Tooling and ecosystem
Modern engine versions ship better tooling for this kind of issue than older versions. If you're on an older release, the diagnostic step may take significantly longer because the tools you'd want don't exist yet. Sometimes the right answer is upgrading rather than fighting through limited tooling.
Within Unreal, the relevant diagnostic surfaces include the standard frame debugger, memory profiler, and engine-specific debug overlays. Each one shows a different facet of what's happening. The frame debugger reveals draw call ordering and state transitions; the memory profiler shows allocation patterns; the debug overlay reveals per-system state. Bugs that resist one tool usually surrender to another - the trick is knowing which tool to reach for first.
Edge cases and pitfalls
Platform-specific edge cases are worth enumerating explicitly. iOS handles backgrounding differently than Android; Windows handles focus changes differently than macOS. A fix that works on the development platform may not work on every target. Test on each shipping platform deliberately.

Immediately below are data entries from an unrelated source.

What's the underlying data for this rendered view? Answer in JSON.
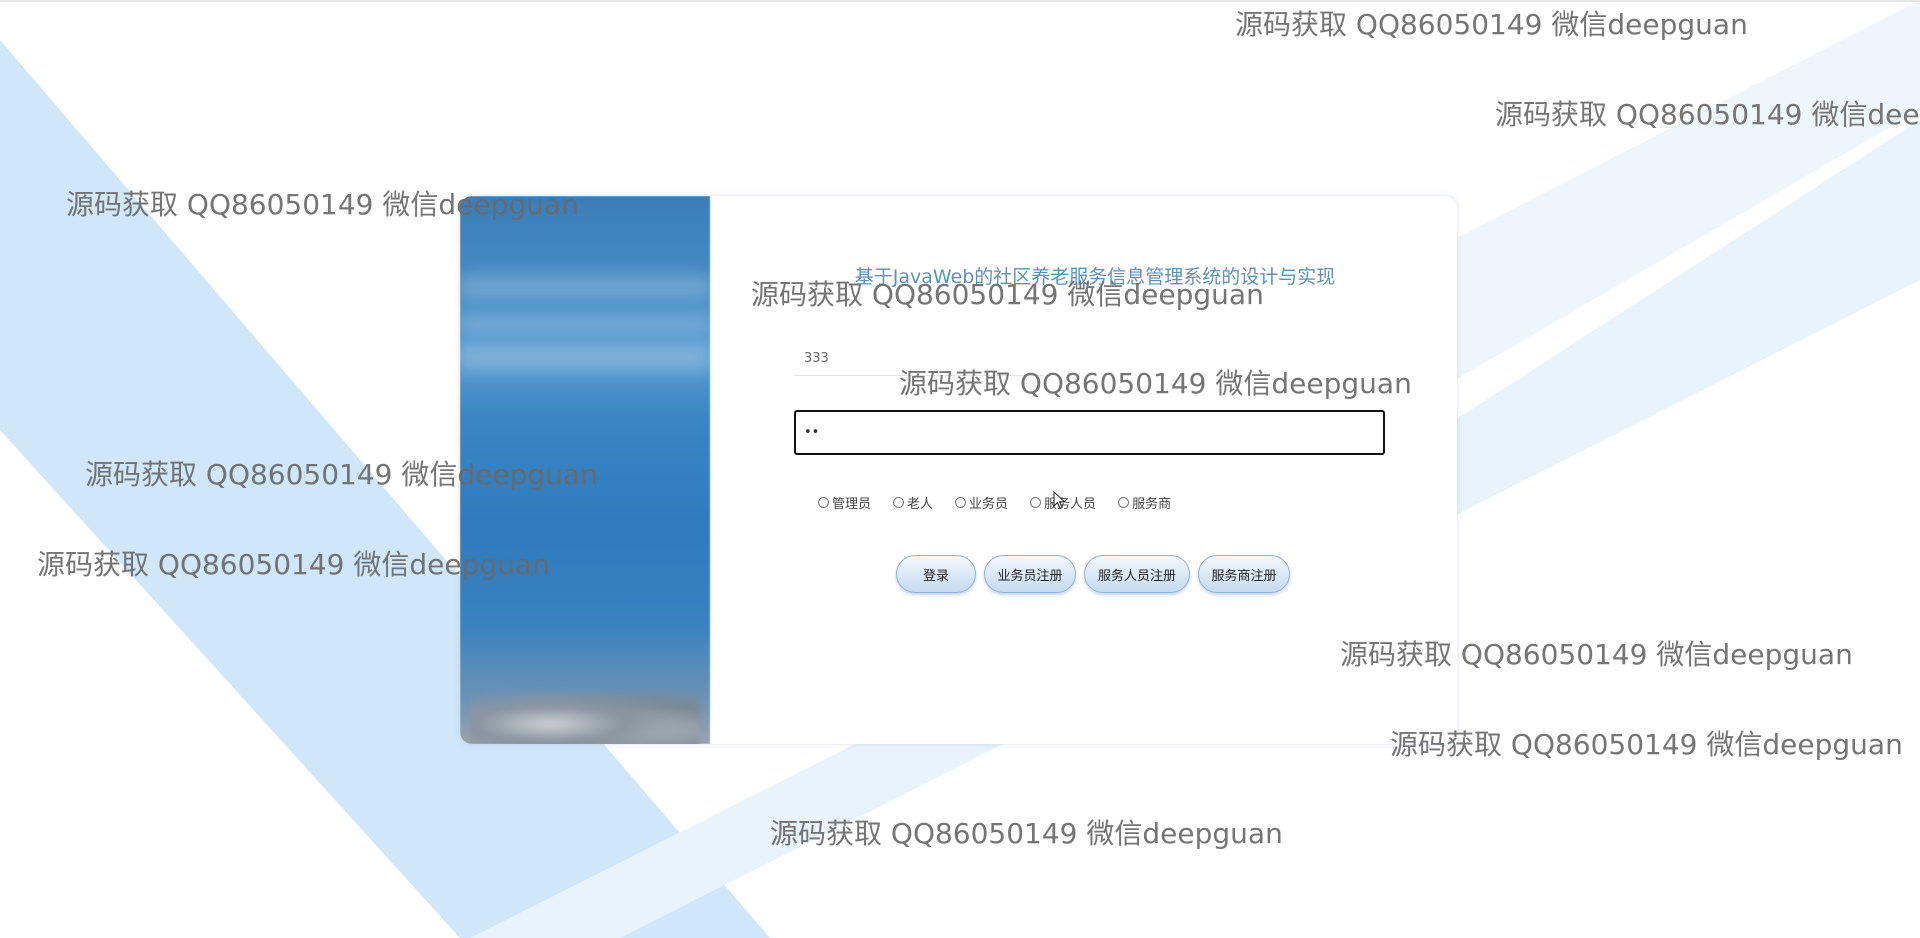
{
  "colors": {
    "background": "#ffffff",
    "stripe_light": "#dbeefb",
    "stripe_mid": "#cfe7f9",
    "title": "#5a93b8",
    "watermark": "#696969"
  },
  "login": {
    "title": "基于JavaWeb的社区养老服务信息管理系统的设计与实现",
    "username_value": "333",
    "password_value": "••",
    "roles": [
      {
        "label": "管理员",
        "selected": false
      },
      {
        "label": "老人",
        "selected": false
      },
      {
        "label": "业务员",
        "selected": false
      },
      {
        "label": "服务人员",
        "selected": false
      },
      {
        "label": "服务商",
        "selected": false
      }
    ],
    "buttons": {
      "login": "登录",
      "register_salesman": "业务员注册",
      "register_service_staff": "服务人员注册",
      "register_provider": "服务商注册"
    }
  },
  "watermark_text": "源码获取 QQ86050149 微信deepguan",
  "icons": {
    "cursor": "mouse-pointer-icon"
  }
}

When writing a regression test for this fix, focus on the boundary conditions that surfaced the original bug. Tests that exercise the happy path catch obvious regressions; tests that exercise the boundary catch the subtler regressions that look like new bugs but are really the original returning. The latter are the tests that earn their keep over the long life of the project.
Team communication
Document the fix and its rationale in the commit message or attached engineering doc. Future engineers will encounter related issues; the rationale tells them whether your fix is reusable or specific to the case at hand. Without rationale, the fix gets reverted or copied incorrectly.
If this fix touches a system several engineers work in, a short writeup in the team's engineering channel helps. Not a full design doc - a paragraph explaining what was wrong, what's fixed, and what to watch for. Future engineers encountering similar symptoms will search for the fix; making it findable is a small investment that pays back later.
“Replicate the target, interpolate the current. Quantize for bandwidth. Network rotation feels smooth.”
Interpolation rate is a tuning parameter. Higher = snappier; lower = smoother but laggier. 12–20 is a typical range for FPS.